Tried some of it today on some johnson grass and some vasey grass and some dallis grass,will it kill it? And will it come back later? Never used this stuff before but thought I would try it,it is pricey though. Is there anything else that will kill that vasey grass or some call it bull grass that will not kill the bermuda?


----------



## somedevildawg (Jun 20, 2011)

nhbaler282 said:


> Tried some of it today on some johnson grass and some vasey grass and some dallis grass,will it kill it? And will it come back later? Never used this stuff before but thought I would try it,it is pricey though. Is there anything else that will kill that vasey grass or some call it bull grass that will not kill the bermuda?


There are others for Vasey grass, but there are no others for Baha'i, and sand bur...cimirron works for Vasey.
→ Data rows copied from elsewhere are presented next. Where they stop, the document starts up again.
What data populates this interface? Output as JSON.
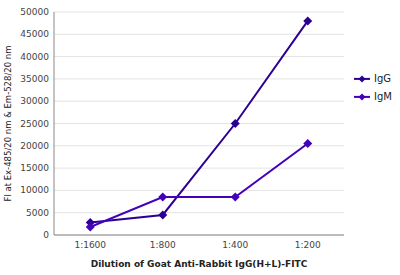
{
  "chart_data": {
    "type": "line",
    "x_label": "Dilution of Goat Anti-Rabbit IgG(H+L)-FITC",
    "y_label": "Fl at Ex-485/20 nm & Em-528/20 nm",
    "categories": [
      "1:1600",
      "1:800",
      "1:400",
      "1:200"
    ],
    "series": [
      {
        "name": "IgG",
        "color": "#2d0094",
        "marker": "diamond",
        "values": [
          2800,
          4500,
          25000,
          48000
        ]
      },
      {
        "name": "IgM",
        "color": "#4400bb",
        "marker": "diamond",
        "values": [
          1800,
          8500,
          8500,
          20500
        ]
      }
    ],
    "ylim": [
      0,
      50000
    ],
    "yticks": [
      0,
      5000,
      10000,
      15000,
      20000,
      25000,
      30000,
      35000,
      40000,
      45000,
      50000
    ],
    "grid": true,
    "legend": "right"
  }
}
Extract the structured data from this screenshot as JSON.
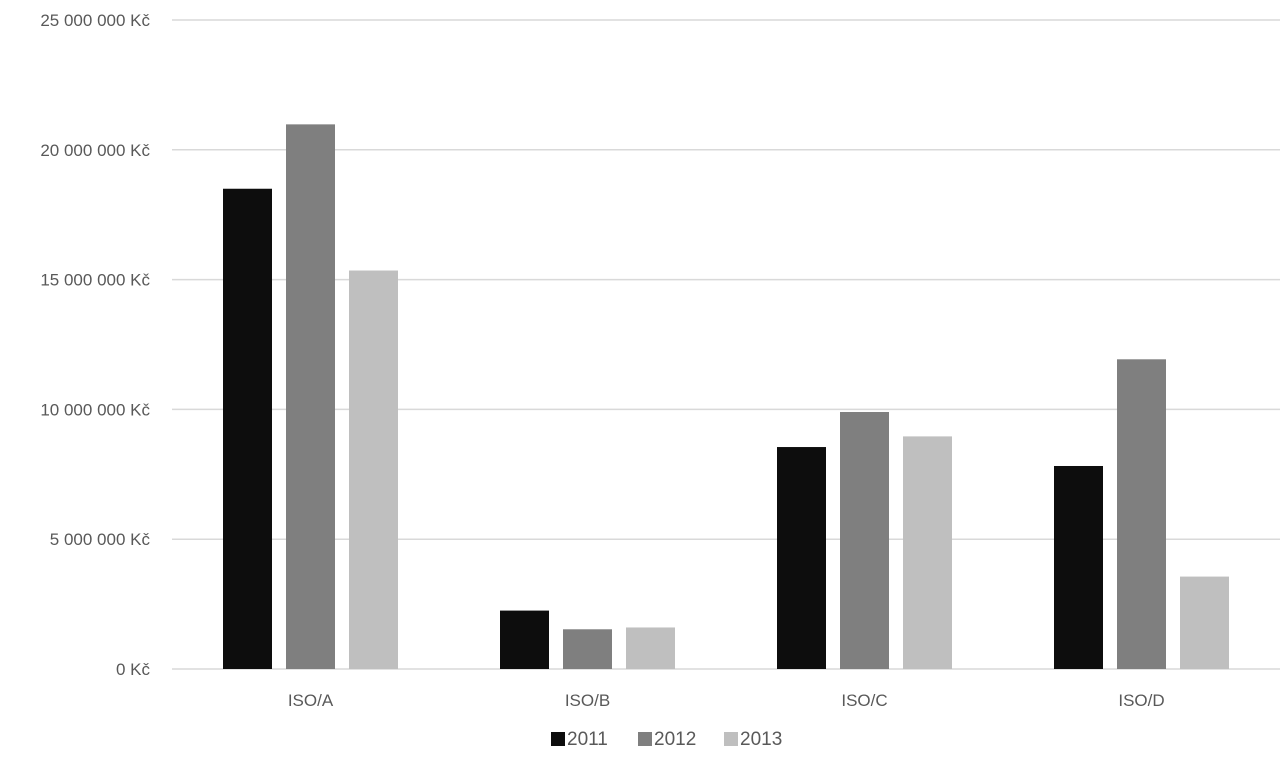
{
  "chart_data": {
    "type": "bar",
    "title": "",
    "xlabel": "",
    "ylabel": "",
    "categories": [
      "ISO/A",
      "ISO/B",
      "ISO/C",
      "ISO/D"
    ],
    "series": [
      {
        "name": "2011",
        "color": "#0d0d0d",
        "values": [
          18500000,
          2250000,
          8550000,
          7820000
        ]
      },
      {
        "name": "2012",
        "color": "#7f7f7f",
        "values": [
          20980000,
          1530000,
          9900000,
          11930000
        ]
      },
      {
        "name": "2013",
        "color": "#bfbfbf",
        "values": [
          15350000,
          1600000,
          8960000,
          3560000
        ]
      }
    ],
    "ylim": [
      0,
      25000000
    ],
    "yticks": [
      "0 Kč",
      "5 000 000 Kč",
      "10 000 000 Kč",
      "15 000 000 Kč",
      "20 000 000 Kč",
      "25 000 000 Kč"
    ],
    "ytick_values": [
      0,
      5000000,
      10000000,
      15000000,
      20000000,
      25000000
    ],
    "grid": true,
    "legend_position": "bottom"
  }
}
This late into the season, I believe I would spot spray rather than broadcasting the whole field. Both stunt the Bermuda.... Good luck


----------



## nhbaler282 (Oct 5, 2009)

What else will kill the vasey and not hurt the bermuda? I know cimirron will kill the bahaia but I didn't think it would kill the vasey. Thanks


----------



## somedevildawg (Jun 20, 2011)

I'm fairly certain that it showed a response on Vasey grass, it's been about 3 years since I used it and I'm sure it worked, don't thnk it was the plus because I don't think it was on the market at that time....
Not to uncommon for them to not be listed but still be effective, found out this year that Pastora is effective on red weed (sour weed) u know where a dog pissed, lol....not listed but dad gum sure killed it, not quite like 2-4d but killed it all the same...


----------



## DKFarms (Aug 11, 2008)

Pastora has been good for me (south Louisiana) in controlling Vasey, Johnsongrass, crabgrass, dallis grass, and bahia. Only the max rate, 1.5 oz/ac, seems to be the most effective however. At that rate, it will stunt your bermuda, probably to the point of losing one cutting if the weather doesn't cooperate with you and you don't get some urea on it within 2 weeks of application. Cimarron works for me on Vasey that hasn't produced a seedhead yet, johnsongrass, and dallis grass. Supposed to kill bahia, too, but in 2 years of use, I haven't seen it outright kill bahia dead yet. It will stunt it, though. As for Pastora's claimed residual effect, I can't vouch for that either way because every year every variety of weed comes back somewhere else in the field. Is it a new infestation from somewhere else or a failure in Pastora's residual pre-emergence control? Can't say for sure. I also spray 12 oz/ac per acre of roundup on some fields that are not too infested and it does as good a job as Cimarron does for alot less money. After years of dealing with multiple fields of varying location, size, and bermuda variety, I have learned that every field is different and will respond in it's own unique way to whatever across-the-board spraying program I have.


----------